Some time ago I wrote a blog about the Friends of St Helena's new Facebook page and the excellent collection of 1890-1930 photographs to be found there.
One that caught my eye was that of a large gun being wheeled up the main street in Jamestown. I asked then if anybody could tell me anything about it, and now Ian Bruce, the creator of the Facebook page has helped me out. An article he has written,to be published in the Friends of St Helena magazine next year, The Wirebird, fills in all the historical context about the garrison on the island.
In 1902, at the end of the Boer War, the island's garrison reached a peak of over 1500, and in 1903 two large modern guns were installed to guard the island. These guns had been captured from the Boers, and had done a great deal of damage during the Boer War. The "Long Tom" in the photograph was one of these. Shortly after these guns arrived the garrison was run down to a little over 200 men, with predictable economic consequences for the island, similar to the rundown after the death of Napoleon.
In 1906 the new Liberal Government, elected on a platform of retrenchment, and doubtless aware of the declining military value of St Helena as a coaling station as the Royal Navy shifted to oil, decided to close the garrison altogether. Despite public outcry on St Helena, and the organisation of a Committee in the UK which bizarrely and futilely tried to gain compensation for St Helena's landowners, the Government held firm.

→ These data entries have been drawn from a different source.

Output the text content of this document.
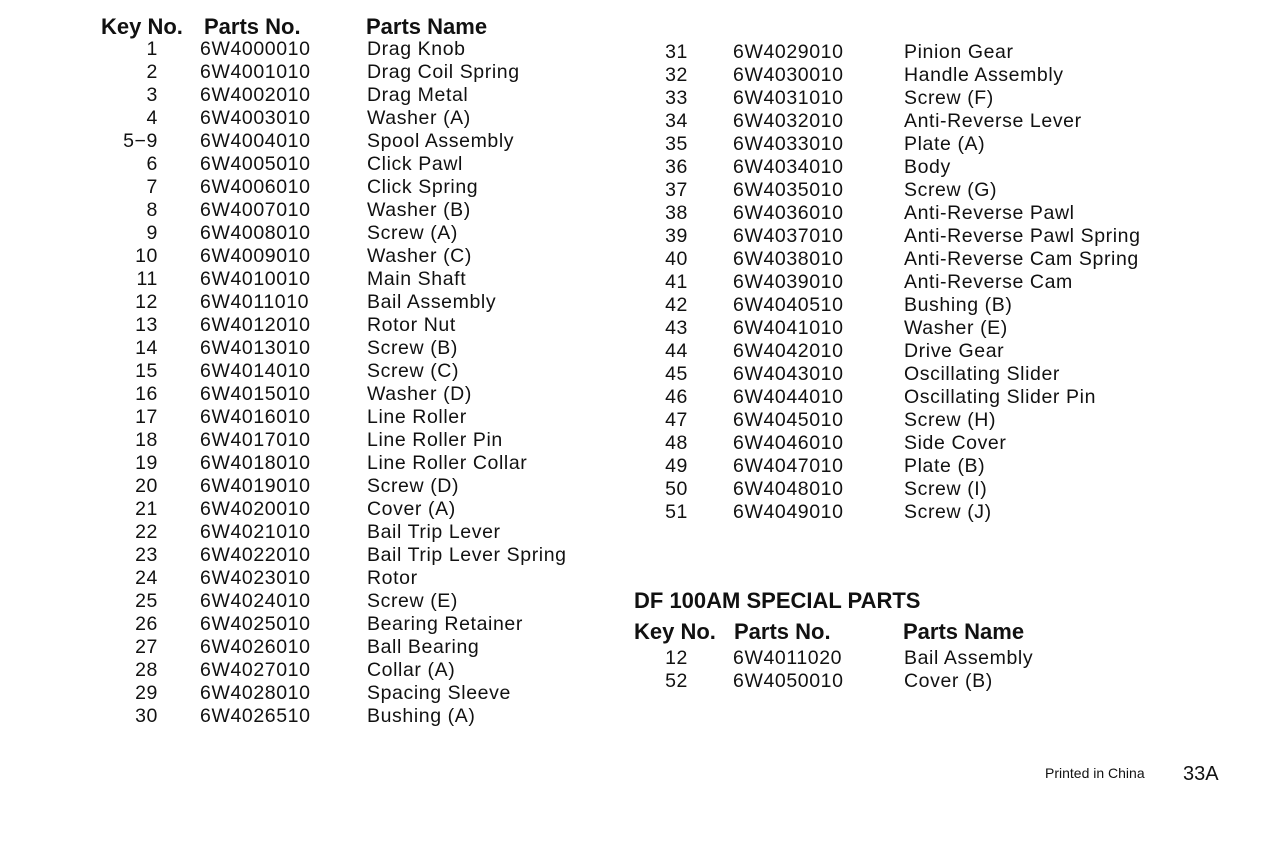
Key No. Parts No.	Parts Name
1 6W4000010	Drag Knob
2 6W4001010	Drag Coil Spring
3 6W4002010	Drag Metal
4 6W4003010	Washer (A)
5−9 6W4004010	Spool Assembly
6 6W4005010	Click Pawl
7 6W4006010	Click Spring
8 6W4007010	Washer (B)
9 6W4008010	Screw (A)
10 6W4009010	Washer (C)
11 6W4010010	Main Shaft
12 6W4011010	Bail Assembly
13 6W4012010	Rotor Nut
14 6W4013010	Screw (B)
15 6W4014010	Screw (C)
16 6W4015010	Washer (D)
17 6W4016010	Line Roller
18 6W4017010	Line Roller Pin
19 6W4018010	Line Roller Collar
20 6W4019010	Screw (D)
21 6W4020010	Cover (A)
22 6W4021010	Bail Trip Lever
23 6W4022010	Bail Trip Lever Spring
24 6W4023010	Rotor
25 6W4024010	Screw (E)
26 6W4025010	Bearing Retainer
27 6W4026010	Ball Bearing
28 6W4027010	Collar (A)
29 6W4028010	Spacing Sleeve
30 6W4026510	Bushing (A)
31 6W4029010	Pinion Gear
32 6W4030010	Handle Assembly
33 6W4031010	Screw (F)
34 6W4032010	Anti-Reverse Lever
35 6W4033010	Plate (A)
36 6W4034010	Body
37 6W4035010	Screw (G)
38 6W4036010	Anti-Reverse Pawl
39 6W4037010	Anti-Reverse Pawl Spring
40 6W4038010	Anti-Reverse Cam Spring
41 6W4039010	Anti-Reverse Cam
42 6W4040510	Bushing (B)
43 6W4041010	Washer (E)
44 6W4042010	Drive Gear
45 6W4043010	Oscillating Slider
46 6W4044010	Oscillating Slider Pin
47 6W4045010	Screw (H)
48 6W4046010	Side Cover
49 6W4047010	Plate (B)
50 6W4048010	Screw (I)
51 6W4049010	Screw (J)
DF 100AM SPECIAL PARTS
Key No. Parts No.	Parts Name
12 6W4011020	Bail Assembly
52 6W4050010	Cover (B)
Printed in China 33A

Winston Churchill, holding office for the first time as Under Secretary of State for the Colonies, defended the policy, arguing that they should await the results of an expert being sent to the island to investigate. This expert concluded that the establishment of a flax industry was the only possibility for avoiding economic depression. (1)
In 1907 Parliament voted a grant to set up the flax industry, and so another chapter in the island's precarious history began, to be ended, so legend has it, by another peremptory decision in the 1960's. (2)
Quite what happened to the redundant guns is a mystery to me.
1. "The First Dozen Years", draft article by Ian Bruce, kindly supplied by the author.
2. The conventional wisdom is that a decision at a fairly low level in the Post Office to abandon the use of flax for mail bags led to the shutdown of the flax industry. The explanation may be rather more complex, as Laurence Carter's blog suggests.